According to Vasileff, recovering from a subchondroplasty is far less arduous than a total hip replacement, in which surgeons completely remove the damaged femoral head and the cartilage surface of the socket and replace them with artificial parts.
“Usually, you’re up walking quickly and pretty normally within a month, without crutches or a walker,” he said of the new procedure.
A return to full activity, including playing sports, can take six to nine months, he said.
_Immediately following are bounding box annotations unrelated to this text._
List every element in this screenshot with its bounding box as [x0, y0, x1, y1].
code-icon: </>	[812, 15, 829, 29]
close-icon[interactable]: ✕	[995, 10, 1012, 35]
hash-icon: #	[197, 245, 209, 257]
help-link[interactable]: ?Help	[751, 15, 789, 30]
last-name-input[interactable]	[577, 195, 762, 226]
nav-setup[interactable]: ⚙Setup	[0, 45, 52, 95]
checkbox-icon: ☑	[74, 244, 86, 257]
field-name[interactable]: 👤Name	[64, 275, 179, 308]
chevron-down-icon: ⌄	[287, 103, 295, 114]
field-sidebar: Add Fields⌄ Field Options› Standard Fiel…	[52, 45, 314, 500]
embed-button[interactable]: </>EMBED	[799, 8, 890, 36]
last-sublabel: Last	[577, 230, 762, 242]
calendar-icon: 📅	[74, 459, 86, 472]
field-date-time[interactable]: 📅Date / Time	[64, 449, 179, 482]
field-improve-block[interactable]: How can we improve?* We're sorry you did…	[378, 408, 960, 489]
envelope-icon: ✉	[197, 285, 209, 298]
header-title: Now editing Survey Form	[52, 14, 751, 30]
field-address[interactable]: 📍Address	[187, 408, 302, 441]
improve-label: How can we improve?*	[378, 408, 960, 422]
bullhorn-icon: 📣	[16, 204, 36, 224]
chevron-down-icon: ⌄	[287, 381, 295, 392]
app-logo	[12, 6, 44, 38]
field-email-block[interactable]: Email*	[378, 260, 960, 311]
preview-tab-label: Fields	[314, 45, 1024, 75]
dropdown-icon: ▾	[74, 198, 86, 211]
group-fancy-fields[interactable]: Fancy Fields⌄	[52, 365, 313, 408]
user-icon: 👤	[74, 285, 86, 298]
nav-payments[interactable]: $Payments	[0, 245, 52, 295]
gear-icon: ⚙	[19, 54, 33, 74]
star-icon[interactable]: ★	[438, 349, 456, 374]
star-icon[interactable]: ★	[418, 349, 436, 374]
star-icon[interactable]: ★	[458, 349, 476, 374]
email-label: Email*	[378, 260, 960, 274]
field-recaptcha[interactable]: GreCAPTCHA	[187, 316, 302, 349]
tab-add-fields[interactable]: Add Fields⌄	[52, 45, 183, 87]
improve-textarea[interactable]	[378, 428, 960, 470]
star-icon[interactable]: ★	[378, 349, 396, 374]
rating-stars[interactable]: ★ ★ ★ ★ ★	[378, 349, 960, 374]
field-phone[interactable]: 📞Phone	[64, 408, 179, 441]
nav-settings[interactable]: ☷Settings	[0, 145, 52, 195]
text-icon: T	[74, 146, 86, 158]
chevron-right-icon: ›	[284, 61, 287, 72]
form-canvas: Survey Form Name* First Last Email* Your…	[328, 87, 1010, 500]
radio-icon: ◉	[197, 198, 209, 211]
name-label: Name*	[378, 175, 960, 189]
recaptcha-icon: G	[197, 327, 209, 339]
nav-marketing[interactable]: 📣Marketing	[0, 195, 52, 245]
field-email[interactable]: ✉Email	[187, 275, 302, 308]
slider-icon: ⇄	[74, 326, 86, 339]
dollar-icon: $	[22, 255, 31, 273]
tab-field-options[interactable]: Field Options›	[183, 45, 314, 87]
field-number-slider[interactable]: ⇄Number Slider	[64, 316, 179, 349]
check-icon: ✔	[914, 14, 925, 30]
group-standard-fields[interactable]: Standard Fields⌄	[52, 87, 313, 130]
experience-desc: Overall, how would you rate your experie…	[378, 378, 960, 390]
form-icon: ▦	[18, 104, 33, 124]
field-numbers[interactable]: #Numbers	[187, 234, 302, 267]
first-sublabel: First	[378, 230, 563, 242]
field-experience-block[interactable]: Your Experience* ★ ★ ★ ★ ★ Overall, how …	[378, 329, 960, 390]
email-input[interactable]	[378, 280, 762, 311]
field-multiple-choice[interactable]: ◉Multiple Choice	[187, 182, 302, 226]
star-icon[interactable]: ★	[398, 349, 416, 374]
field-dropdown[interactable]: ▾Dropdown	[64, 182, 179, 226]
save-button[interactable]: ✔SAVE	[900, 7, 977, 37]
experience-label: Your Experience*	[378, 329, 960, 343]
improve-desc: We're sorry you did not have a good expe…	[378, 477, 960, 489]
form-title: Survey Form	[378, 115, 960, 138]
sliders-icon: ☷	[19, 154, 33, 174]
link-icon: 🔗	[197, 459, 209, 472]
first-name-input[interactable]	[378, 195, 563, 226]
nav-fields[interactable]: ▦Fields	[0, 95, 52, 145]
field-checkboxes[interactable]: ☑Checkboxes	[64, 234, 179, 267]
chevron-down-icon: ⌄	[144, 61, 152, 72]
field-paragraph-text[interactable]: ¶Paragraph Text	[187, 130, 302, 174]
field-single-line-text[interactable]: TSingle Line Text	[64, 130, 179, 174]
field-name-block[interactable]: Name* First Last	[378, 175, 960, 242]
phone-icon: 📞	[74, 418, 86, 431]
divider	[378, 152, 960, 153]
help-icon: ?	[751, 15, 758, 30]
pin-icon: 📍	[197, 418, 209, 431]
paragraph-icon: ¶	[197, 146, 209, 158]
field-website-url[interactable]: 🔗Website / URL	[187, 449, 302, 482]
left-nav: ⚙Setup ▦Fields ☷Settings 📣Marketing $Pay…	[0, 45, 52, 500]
Vasileff says he has used the procedure to repair the hips of patients from their 20s to 50s, but he thinks it also would work on older patients as long as they don’t already have a lot of arthritis. Subchondroplasty also eliminates the risk of implants wearing out, requiring additional surgery, a problem that younger and physically active hip-replacement patients can face. (1)
Other front-runners in this field are Washington University biomedical engineering PhD student Ali Ross and Farshid Guilak, PhD, a professor of orthopaedic surgery.
“Replacing a failed prosthetic joint is a difficult surgery,” said Farshid Guilak, PhD, a professor of orthopaedic surgery at Washington University. “We’ve developed a way to resurface an arthritic joint using a patient’s own stem cells to grow new cartilage, combined with gene therapy to release anti-inflammatory molecules to keep arthritis at bay. Our hope is to prevent, or at least delay, a standard metal and plastic prosthetic joint replacement.”
The technique uses a 3-D, biodegradable synthetic scaffold that Guilak and his team developed. The scaffold, moulded into the precise shape of a patient’s joint, is covered with cartilage made from the patient’s own stem cells taken from fat beneath the skin. The scaffold then can be implanted onto the surface of an arthritic hip, for example. Resurfacing the hip joint with “living” tissue is designed to ease arthritis pain, and delay or even eliminate the need for joint replacement surgery in some patients.
Additionally, by inserting a gene into the newly grown cartilage and activating it with a drug, the gene can orchestrate the release of anti-inflammatory molecules to fight a return of arthritis, which usually is what triggers such joint problems in the first place.
“When there is inflammation, we can give a patient a simple drug, which activates the gene we’ve implanted, to lower inflammation in the joint,” said Guilak, also a professor of developmental biology and of biomedical engineering. “We can stop giving the drug at any time, which turns off the gene.”
Guilak, who also is the director of research at Shriners Hospitals for Children-St. Louis, and co-director of the Washington University Center of Regenerative Medicine has been collaborating with Cytex on this research. The scientists have tested various aspects of tissue engineering in cell culture, and some customized implants already are being tested in laboratory animals. He said if all goes well, such devices could be ready for safety testing in humans in three to five years. (2)
This discovery one day may provide an alternative to hip-replacement surgery, particularly in younger patients.